5. MEAT AND DAIRY SECTION

In this section of the supermarket, most of the foods we have here are flagged to avoid. Processed meat, red meat and dairy all cause inflammation in the body. Although this is general advice for the masses, the individual can flicker through some of the options presented and decide for themselves. Moving towards foods that contain anti-inflammatory properties include fish, probiotic foods, such as sauerkraut and kimchi, kombucha and a few types of cheese. Fatty fish contain high levels of omega-3 fatty acids which is a crucial nutrient in fighting inflammation. Salmon, tuna and sardines are all very high in omega-3s. You can also take an omega-3 supplement if fish does not appeal to you, if you consider to be more of a fish-phase person. Being at a point where my eczema is managed quite well, I can stock up on 2 or 3 steaks during the week and get some beef mince for dinners. Alongside the beef, leaning on the options of chicken breasts and ready-made schnitzels (crumbing them yourself is a much better option, but convenience wins this battle). As for dairy, almond milk or oat milk are great alternatives to full-cream milk. They do have an awkward taste while making the transition over from dairy milk to the alternatives, but your skin will thank you for it later down the line. For the cheese and yoghurt lovers, if consuming these doesn’t trigger your eczema, that’s great, keep on eating away. For others, be mindful, you may have to weigh up the option of eliminating it or cutting it down to a once a week or fortnight option. You could scrap this little section or most of it if you opt for the vegan or vegetarian option, which could be potentially game changing. Give it a try, it might the option that could provide some long-awaited relief.

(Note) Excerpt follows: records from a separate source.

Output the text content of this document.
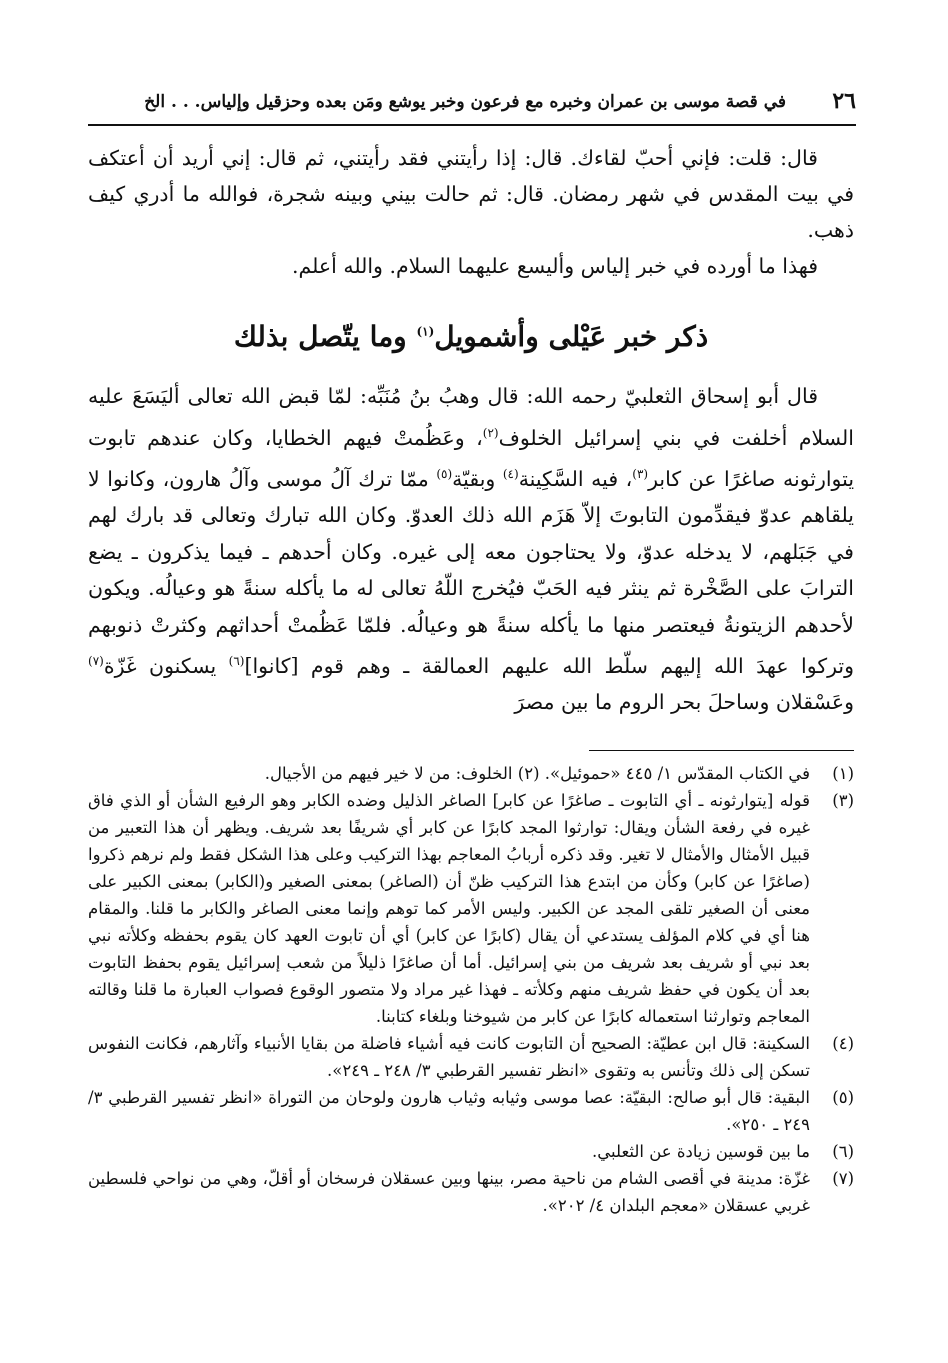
٢٦
في قصة موسى بن عمران وخبره مع فرعون وخبر يوشع ومَن بعده وحزقيل وإلياس. . . الخ

قال: قلت: فإني أحبّ لقاءك. قال: إذا رأيتني فقد رأيتني، ثم قال: إني أريد أن أعتكف في بيت المقدس في شهر رمضان. قال: ثم حالت بيني وبينه شجرة، فوالله ما أدري كيف ذهب.

فهذا ما أورده في خبر إلياس وأليسع عليهما السلام. والله أعلم.

ذكر خبر عَيْلى وأشمويل$^{(١)}$ وما يتّصل بذلك

قال أبو إسحاق الثعلبيّ رحمه الله: قال وهبُ بنُ مُنَبِّه: لمّا قبض الله تعالى أليَسَعَ عليه السلام أخلفت في بني إسرائيل الخلوف$^{(٢)}$، وعَظُمتْ فيهم الخطايا، وكان عندهم تابوت يتوارثونه صاغرًا عن كابر$^{(٣)}$، فيه السَّكِينة$^{(٤)}$ وبقيّة$^{(٥)}$ ممّا ترك آلُ موسى وآلُ هارون، وكانوا لا يلقاهم عدوّ فيقدِّمون التابوتَ إلاّ هَزَم الله ذلك العدوّ. وكان الله تبارك وتعالى قد بارك لهم في جَبَلهم، لا يدخله عدوّ، ولا يحتاجون معه إلى غيره. وكان أحدهم ـ فيما يذكرون ـ يضع الترابَ على الصَّخْرة ثم ينثر فيه الحَبّ فيُخرج اللّهُ تعالى له ما يأكله سنةً هو وعيالُه. ويكون لأحدهم الزيتونةُ فيعتصر منها ما يأكله سنةً هو وعيالُه. فلمّا عَظُمتْ أحداثهم وكثرتْ ذنوبهم وتركوا عهدَ الله إليهم سلّط الله عليهم العمالقة ـ وهم قوم [كانوا]$^{(٦)}$ يسكنون غَزّة$^{(٧)}$ وعَسْقلان وساحلَ بحر الروم ما بين مصرَ

(١)
في الكتاب المقدّس ١/ ٤٤٥ «حموئيل». (٢) الخلوف: من لا خير فيهم من الأجيال.
(٣)
قوله [يتوارثونه ـ أي التابوت ـ صاغرًا عن كابر] الصاغر الذليل وضده الكابر وهو الرفيع الشأن أو الذي فاق غيره في رفعة الشأن ويقال: توارثوا المجد كابرًا عن كابر أي شريفًا بعد شريف. ويظهر أن هذا التعبير من قبيل الأمثال والأمثال لا تغير. وقد ذكره أربابُ المعاجم بهذا التركيب وعلى هذا الشكل فقط ولم نرهم ذكروا (صاغرًا عن كابر) وكأن من ابتدع هذا التركيب ظنّ أن (الصاغر) بمعنى الصغير و(الكابر) بمعنى الكبير على معنى أن الصغير تلقى المجد عن الكبير. وليس الأمر كما توهم وإنما معنى الصاغر والكابر ما قلنا. والمقام هنا أي في كلام المؤلف يستدعي أن يقال (كابرًا عن كابر) أي أن تابوت العهد كان يقوم بحفظه وكلأته نبي بعد نبي أو شريف بعد شريف من بني إسرائيل. أما أن صاغرًا ذليلاً من شعب إسرائيل يقوم بحفظ التابوت بعد أن يكون في حفظ شريف منهم وكلأته ـ فهذا غير مراد ولا متصور الوقوع فصواب العبارة ما قلنا وقالته المعاجم وتوارثنا استعماله كابرًا عن كابر من شيوخنا وبلغاء كتابنا.
(٤)
السكينة: قال ابن عطيّة: الصحيح أن التابوت كانت فيه أشياء فاضلة من بقايا الأنبياء وآثارهم، فكانت النفوس تسكن إلى ذلك وتأنس به وتقوى «انظر تفسير القرطبي ٣/ ٢٤٨ ـ ٢٤٩».
(٥)
البقية: قال أبو صالح: البقيّة: عصا موسى وثيابه وثياب هارون ولوحان من التوراة «انظر تفسير القرطبي ٣/ ٢٤٩ ـ ٢٥٠».
(٦)
ما بين قوسين زيادة عن الثعلبي.
(٧)
غزّة: مدينة في أقصى الشام من ناحية مصر، بينها وبين عسقلان فرسخان أو أقلّ، وهي من نواحي فلسطين غربي عسقلان «معجم البلدان ٤/ ٢٠٢».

If you wish to investigate your own allergies and sensitivities more, visiting the doctor and asking to perform an allergy or food sensitivity test to see what foods your body cannot tolerate. After exposure to certain foods, your body might react in what is called “food responsive eczema”. If you do test positive for an allergy or sensitivity, it is crucial to avoid consuming these foods, even if it breaks your heart to let go of some of your favourite foods.